Bárbara Oliva estava cheia de curiosidade:
— Amanda, qual é a situação entre você e o José Vieira agora?
Ao mencionar isso, Amanda Soares ainda sentia uma pontada de frustração:
— Ele tem uma noiva agora. E eu... pretendo conquistá-lo.
— Pff! — Miguel Domingos cuspiu a bebida, arregalando os olhos. — Caramba, tão selvagem assim?
Amanda Soares ergueu a taça de vinho em sua mão. As luzes coloridas refletiam em seu rosto pálido:
— Selvagem? Ele sempre foi meu.
Bárbara Oliva concordou:
— Sim, sim, sim, exatamente. Perdeu a memória, mas não trocou de personalidade. A certidão de casamento é verdadeira, as crianças são dele, nossa Amanda é a titular. Eu aprovo totalmente. Mas, essa perseguição cruzando o Pacífico não vai ser um pouco trabalhosa?
A distância era um pouco grande, então Amanda Soares já havia pensado em uma maneira de encurtá-la.
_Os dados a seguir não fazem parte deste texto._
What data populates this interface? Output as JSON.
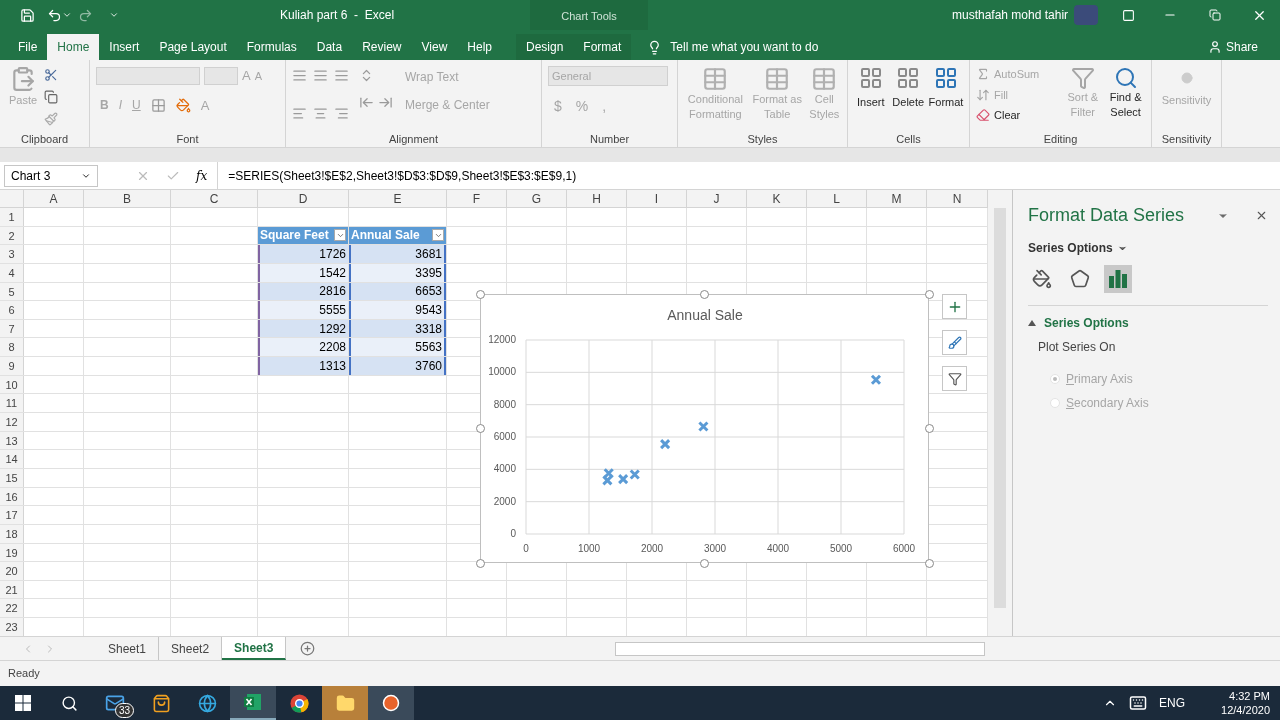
{
  "title_bar": {
    "document_title": "Kuliah part 6  -  Excel",
    "context_label": "Chart Tools",
    "user_name": "musthafah mohd tahir"
  },
  "ribbon_tabs": [
    {
      "label": "File",
      "selected": false
    },
    {
      "label": "Home",
      "selected": true
    },
    {
      "label": "Insert",
      "selected": false
    },
    {
      "label": "Page Layout",
      "selected": false
    },
    {
      "label": "Formulas",
      "selected": false
    },
    {
      "label": "Data",
      "selected": false
    },
    {
      "label": "Review",
      "selected": false
    },
    {
      "label": "View",
      "selected": false
    },
    {
      "label": "Help",
      "selected": false
    }
  ],
  "context_tabs": [
    {
      "label": "Design",
      "selected": false
    },
    {
      "label": "Format",
      "selected": false
    }
  ],
  "tell_me": "Tell me what you want to do",
  "share": "Share",
  "ribbon": {
    "clipboard": {
      "name": "Clipboard",
      "paste": "Paste"
    },
    "font": {
      "name": "Font",
      "styles": [
        "B",
        "I",
        "U"
      ],
      "size_letters": [
        "A",
        "A"
      ],
      "color_letter": "A"
    },
    "alignment": {
      "name": "Alignment",
      "wrap": "Wrap Text",
      "merge": "Merge & Center"
    },
    "number": {
      "name": "Number",
      "format": "General",
      "symbols": [
        "$",
        "%",
        ","
      ]
    },
    "styles": {
      "name": "Styles",
      "buttons": [
        {
          "label": "Conditional Formatting",
          "disabled": true
        },
        {
          "label": "Format as Table",
          "disabled": true
        },
        {
          "label": "Cell Styles",
          "disabled": true
        }
      ]
    },
    "cells": {
      "name": "Cells",
      "buttons": [
        {
          "label": "Insert",
          "disabled": false
        },
        {
          "label": "Delete",
          "disabled": false
        },
        {
          "label": "Format",
          "disabled": false
        }
      ]
    },
    "editing": {
      "name": "Editing",
      "small": [
        {
          "label": "AutoSum",
          "disabled": true
        },
        {
          "label": "Fill",
          "disabled": true
        },
        {
          "label": "Clear",
          "disabled": false
        }
      ],
      "large": [
        {
          "label": "Sort & Filter",
          "disabled": true
        },
        {
          "label": "Find & Select",
          "disabled": false
        }
      ]
    },
    "sensitivity": {
      "name": "Sensitivity",
      "button": {
        "label": "Sensitivity",
        "disabled": true
      }
    }
  },
  "formula_bar": {
    "name_box": "Chart 3",
    "function_label": "fx",
    "formula": "=SERIES(Sheet3!$E$2,Sheet3!$D$3:$D$9,Sheet3!$E$3:$E$9,1)"
  },
  "columns": [
    "A",
    "B",
    "C",
    "D",
    "E",
    "F",
    "G",
    "H",
    "I",
    "J",
    "K",
    "L",
    "M",
    "N"
  ],
  "row_numbers": [
    "1",
    "2",
    "3",
    "4",
    "5",
    "6",
    "7",
    "8",
    "9",
    "10",
    "11",
    "12",
    "13",
    "14",
    "15",
    "16",
    "17",
    "18",
    "19",
    "20",
    "21",
    "22",
    "23"
  ],
  "table": {
    "columns": [
      "Square Feet",
      "Annual Sale"
    ],
    "rows": [
      [
        "1726",
        "3681"
      ],
      [
        "1542",
        "3395"
      ],
      [
        "2816",
        "6653"
      ],
      [
        "5555",
        "9543"
      ],
      [
        "1292",
        "3318"
      ],
      [
        "2208",
        "5563"
      ],
      [
        "1313",
        "3760"
      ]
    ]
  },
  "chart": {
    "chart_data": {
      "type": "scatter",
      "title": "Annual Sale",
      "x": [
        1726,
        1542,
        2816,
        5555,
        1292,
        2208,
        1313
      ],
      "grid": true,
      "series": [
        {
          "color": "#5b9bd5",
          "values": [
            3681,
            3395,
            6653,
            9543,
            3318,
            5563,
            3760
          ]
        }
      ],
      "xlim": [
        0,
        6000
      ],
      "ylim": [
        0,
        12000
      ],
      "xticks": [
        0,
        1000,
        2000,
        3000,
        4000,
        5000,
        6000
      ],
      "yticks": [
        0,
        2000,
        4000,
        6000,
        8000,
        10000,
        12000
      ]
    }
  },
  "format_pane": {
    "title": "Format Data Series",
    "options_menu": "Series Options",
    "icon_tabs": [
      {
        "kind": "fill",
        "selected": false
      },
      {
        "kind": "effects",
        "selected": false
      },
      {
        "kind": "options",
        "selected": true
      }
    ],
    "section": {
      "label": "Series Options",
      "expanded": true
    },
    "subheading": "Plot Series On",
    "radios": [
      {
        "label": "Primary Axis",
        "selected": true,
        "disabled": true
      },
      {
        "label": "Secondary Axis",
        "selected": false,
        "disabled": true
      }
    ]
  },
  "sheet_tabs": [
    {
      "label": "Sheet1",
      "selected": false
    },
    {
      "label": "Sheet2",
      "selected": false
    },
    {
      "label": "Sheet3",
      "selected": true
    }
  ],
  "status": "Ready",
  "taskbar": {
    "mail_badge": "33",
    "language": "ENG",
    "time": "4:32 PM",
    "date": "12/4/2020"
  }
}
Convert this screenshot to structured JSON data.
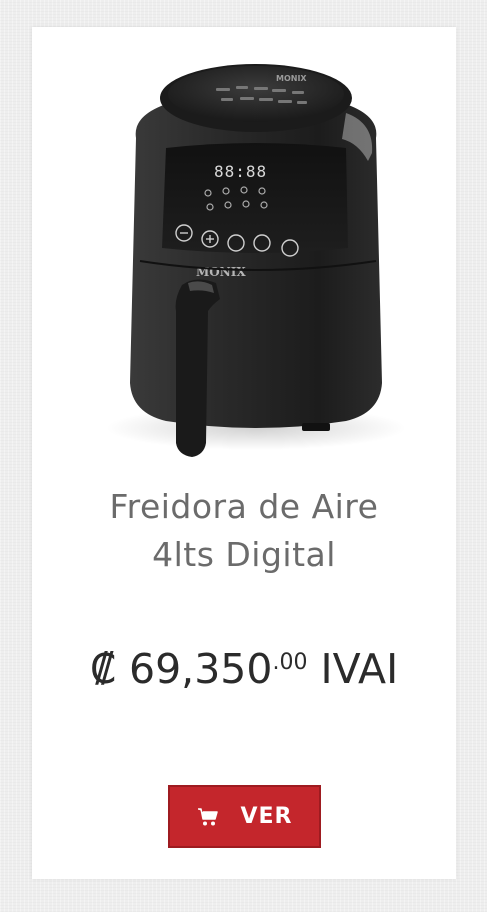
{
  "product": {
    "image_alt": "Freidora de Aire MONIX",
    "title_line1": "Freidora de Aire",
    "title_line2": "4lts Digital",
    "price": {
      "currency": "₡",
      "amount": "69,350",
      "decimals": ".00",
      "tax_suffix": "IVAI"
    },
    "brand_logo_text": "MONIX",
    "display_digits": "88:88",
    "view_button_label": "VER",
    "view_button_icon": "cart-icon"
  },
  "colors": {
    "button": "#c4262c",
    "title": "#6b6b6b",
    "price": "#2b2b2b"
  }
}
Amanda Soares bebeu meio copo de vinho, com os cantos da boca levemente erguidos, num sorriso enigmático:
— Sempre há mais soluções do que problemas. Eu pretendo...
Amanda Soares compartilhou sua ideia com os dois.
Bárbara Oliva e Miguel Domingos ficaram atônitos por um bom tempo. Depois de um longo silêncio, olharam um para o outro e, simultaneamente, fizeram um sinal de positivo para Amanda Soares.
Bárbara Oliva disse:
— Você não é humana.
Miguel Domingos completou:
— Esse é o poder do capital?
Amanda Soares deu de ombros:
— Fazer o quê? Quem mandou ela me provocar primeiro?
O som do sino da meia-noite foi abafado pelo tilintar dos brindes. Alguém deixava a marca de batom na borda gelada do copo, alguém acendia um cigarro com uma nota de dinheiro.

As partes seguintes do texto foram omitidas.